Oil prices started 2026 slightly higher, recovering modestly after posting their largest annual decline since 2020 last year. Prices were supported by escalating geopolitical tensions, including Ukrainian drone attacks on Russian oil infrastructure and renewed U.S. pressure on Venezuela’s energy exports.
Brent crude futures rose 35 cents to $61.20 per barrel, while U.S. West Texas Intermediate crude gained 34 cents to $57.76 per barrel in early trading.
Tensions between Russia and Ukraine remained elevated on New Year’s Day, with both sides accusing each other of targeting civilians. The developments come despite ongoing diplomatic efforts overseen by Donald Trump, aimed at ending the conflict now approaching its fourth year.
Ukraine has intensified strikes on Russian energy facilities in recent months, seeking to reduce Moscow’s revenue streams that fund its military operations.
Meanwhile, Washington increased pressure on Venezuela by imposing fresh sanctions on four companies and related oil tankers linked to the country’s energy sector.
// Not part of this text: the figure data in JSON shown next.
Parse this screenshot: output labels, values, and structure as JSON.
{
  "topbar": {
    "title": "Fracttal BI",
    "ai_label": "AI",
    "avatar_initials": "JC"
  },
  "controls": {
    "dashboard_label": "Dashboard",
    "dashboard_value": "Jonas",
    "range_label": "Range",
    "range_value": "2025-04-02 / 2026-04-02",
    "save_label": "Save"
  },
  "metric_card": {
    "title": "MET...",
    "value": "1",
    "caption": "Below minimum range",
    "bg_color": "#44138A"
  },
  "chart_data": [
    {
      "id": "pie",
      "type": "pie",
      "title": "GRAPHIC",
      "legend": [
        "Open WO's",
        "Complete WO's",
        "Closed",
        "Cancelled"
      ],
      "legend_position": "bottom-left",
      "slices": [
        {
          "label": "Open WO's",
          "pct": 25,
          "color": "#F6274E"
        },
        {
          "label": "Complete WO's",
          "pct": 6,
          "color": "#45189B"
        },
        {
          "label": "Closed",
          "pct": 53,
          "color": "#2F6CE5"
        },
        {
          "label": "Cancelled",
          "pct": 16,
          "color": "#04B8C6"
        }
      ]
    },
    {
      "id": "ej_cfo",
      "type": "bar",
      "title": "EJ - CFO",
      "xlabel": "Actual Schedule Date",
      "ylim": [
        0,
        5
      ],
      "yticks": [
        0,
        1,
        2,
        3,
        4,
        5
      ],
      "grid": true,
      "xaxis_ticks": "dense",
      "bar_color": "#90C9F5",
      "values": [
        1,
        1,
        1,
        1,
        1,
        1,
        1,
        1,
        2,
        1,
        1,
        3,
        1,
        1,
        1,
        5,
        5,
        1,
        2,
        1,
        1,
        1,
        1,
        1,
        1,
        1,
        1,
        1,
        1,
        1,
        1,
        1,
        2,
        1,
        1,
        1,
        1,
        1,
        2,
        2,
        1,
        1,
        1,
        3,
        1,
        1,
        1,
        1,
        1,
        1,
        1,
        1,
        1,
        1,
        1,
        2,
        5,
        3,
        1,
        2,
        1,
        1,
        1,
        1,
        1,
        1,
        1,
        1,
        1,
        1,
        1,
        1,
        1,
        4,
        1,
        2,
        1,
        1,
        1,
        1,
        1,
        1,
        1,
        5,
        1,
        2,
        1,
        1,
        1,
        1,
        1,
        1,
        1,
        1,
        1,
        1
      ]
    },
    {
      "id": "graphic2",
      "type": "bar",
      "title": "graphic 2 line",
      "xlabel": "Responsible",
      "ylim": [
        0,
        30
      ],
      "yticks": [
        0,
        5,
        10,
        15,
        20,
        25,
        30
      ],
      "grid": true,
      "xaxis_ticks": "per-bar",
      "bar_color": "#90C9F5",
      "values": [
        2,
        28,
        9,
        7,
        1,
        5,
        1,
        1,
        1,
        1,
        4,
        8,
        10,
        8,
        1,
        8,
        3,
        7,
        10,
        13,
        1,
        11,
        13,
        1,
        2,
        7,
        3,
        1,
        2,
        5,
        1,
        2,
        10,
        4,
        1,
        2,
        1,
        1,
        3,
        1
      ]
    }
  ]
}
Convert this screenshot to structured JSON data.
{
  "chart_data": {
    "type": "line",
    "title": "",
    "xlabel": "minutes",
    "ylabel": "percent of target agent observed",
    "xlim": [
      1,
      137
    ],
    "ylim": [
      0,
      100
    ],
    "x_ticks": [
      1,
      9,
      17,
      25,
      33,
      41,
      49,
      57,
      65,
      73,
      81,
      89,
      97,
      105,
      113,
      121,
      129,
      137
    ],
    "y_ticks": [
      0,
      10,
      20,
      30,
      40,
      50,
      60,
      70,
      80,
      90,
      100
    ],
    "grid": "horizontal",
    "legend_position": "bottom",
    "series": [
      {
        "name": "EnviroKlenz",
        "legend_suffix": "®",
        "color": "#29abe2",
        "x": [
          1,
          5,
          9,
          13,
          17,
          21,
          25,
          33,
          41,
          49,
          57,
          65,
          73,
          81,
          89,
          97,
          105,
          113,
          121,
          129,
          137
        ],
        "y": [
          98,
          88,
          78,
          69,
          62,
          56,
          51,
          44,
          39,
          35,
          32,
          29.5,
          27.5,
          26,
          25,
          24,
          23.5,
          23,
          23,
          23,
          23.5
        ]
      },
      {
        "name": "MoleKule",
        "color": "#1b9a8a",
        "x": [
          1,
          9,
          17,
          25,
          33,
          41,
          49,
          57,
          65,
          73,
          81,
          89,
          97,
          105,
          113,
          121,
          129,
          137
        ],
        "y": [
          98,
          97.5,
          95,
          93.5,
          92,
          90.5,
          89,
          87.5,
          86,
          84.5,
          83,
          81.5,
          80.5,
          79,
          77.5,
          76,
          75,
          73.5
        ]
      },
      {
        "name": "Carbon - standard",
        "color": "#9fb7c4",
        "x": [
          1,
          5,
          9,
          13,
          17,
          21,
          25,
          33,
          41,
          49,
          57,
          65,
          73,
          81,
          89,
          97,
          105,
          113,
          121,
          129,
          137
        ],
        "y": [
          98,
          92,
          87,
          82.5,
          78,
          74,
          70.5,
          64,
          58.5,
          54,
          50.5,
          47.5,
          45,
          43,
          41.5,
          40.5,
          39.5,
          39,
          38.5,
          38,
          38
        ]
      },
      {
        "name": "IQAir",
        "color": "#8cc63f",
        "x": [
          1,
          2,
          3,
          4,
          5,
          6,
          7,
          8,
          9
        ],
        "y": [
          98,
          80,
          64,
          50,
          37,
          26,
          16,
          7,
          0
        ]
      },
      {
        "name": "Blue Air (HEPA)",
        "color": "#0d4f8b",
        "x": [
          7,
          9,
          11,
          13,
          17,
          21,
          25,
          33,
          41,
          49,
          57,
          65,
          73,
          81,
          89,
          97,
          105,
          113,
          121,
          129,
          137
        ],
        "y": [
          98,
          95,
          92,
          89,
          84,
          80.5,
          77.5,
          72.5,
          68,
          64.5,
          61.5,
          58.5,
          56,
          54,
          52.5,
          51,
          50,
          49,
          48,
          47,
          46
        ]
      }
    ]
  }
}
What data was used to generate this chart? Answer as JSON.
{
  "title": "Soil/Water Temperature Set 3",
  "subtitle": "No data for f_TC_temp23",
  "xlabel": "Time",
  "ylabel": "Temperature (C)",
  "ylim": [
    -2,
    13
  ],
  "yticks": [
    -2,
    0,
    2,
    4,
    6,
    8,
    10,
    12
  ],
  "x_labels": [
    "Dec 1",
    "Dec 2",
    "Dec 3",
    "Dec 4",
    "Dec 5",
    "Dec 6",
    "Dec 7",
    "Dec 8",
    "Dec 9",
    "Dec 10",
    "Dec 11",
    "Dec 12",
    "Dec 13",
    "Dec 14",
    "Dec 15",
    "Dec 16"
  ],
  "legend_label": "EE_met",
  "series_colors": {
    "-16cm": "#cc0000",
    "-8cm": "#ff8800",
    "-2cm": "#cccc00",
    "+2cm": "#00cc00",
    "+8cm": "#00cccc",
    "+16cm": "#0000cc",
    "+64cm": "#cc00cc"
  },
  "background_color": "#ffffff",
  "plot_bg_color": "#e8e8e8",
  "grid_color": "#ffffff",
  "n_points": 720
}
The measures are part of a broader U.S. blockade designed to restrict sanctioned vessels from entering or exiting Venezuela.
The restrictions have forced state-owned energy company PDVSA to take extraordinary steps to keep refineries running, as fuel inventories continue to build.
Despite the recent uptick, both Brent and WTI ended 2025 down nearly 20%, marking their steepest annual losses since 2020. For Brent, it was the third consecutive year of declines, the longest losing streak on record. Market concerns around oversupply and trade tariffs ultimately outweighed geopolitical risks.
Analysts noted that the subdued price action reflects a balance between short-term geopolitical disruptions and longer-term fundamentals pointing to excess supply. Priyanka Sachdeva, senior market analyst at Phillip Nova, said prices remain capped ahead of the upcoming OPEC+ meeting, with WTI likely to trade between $55 and $65 per barrel in the first quarter.
OPEC and its allies are scheduled to meet virtually on January 4, with traders widely expecting the group to maintain its pause on output increases during early 2026.
June Goh, senior analyst at Sparta Commodities, said the year ahead will be critical for assessing how OPEC+ manages supply. She added that China’s continued crude stockpiling in the first half of the year should help provide a price floor.
In the United States, oil production reached a record 13.87 million barrels per day in October, according to data from the Energy Information Administration. The agency also reported that crude inventories declined last week, while gasoline and distillate stockpiles increased amid strong refinery activity.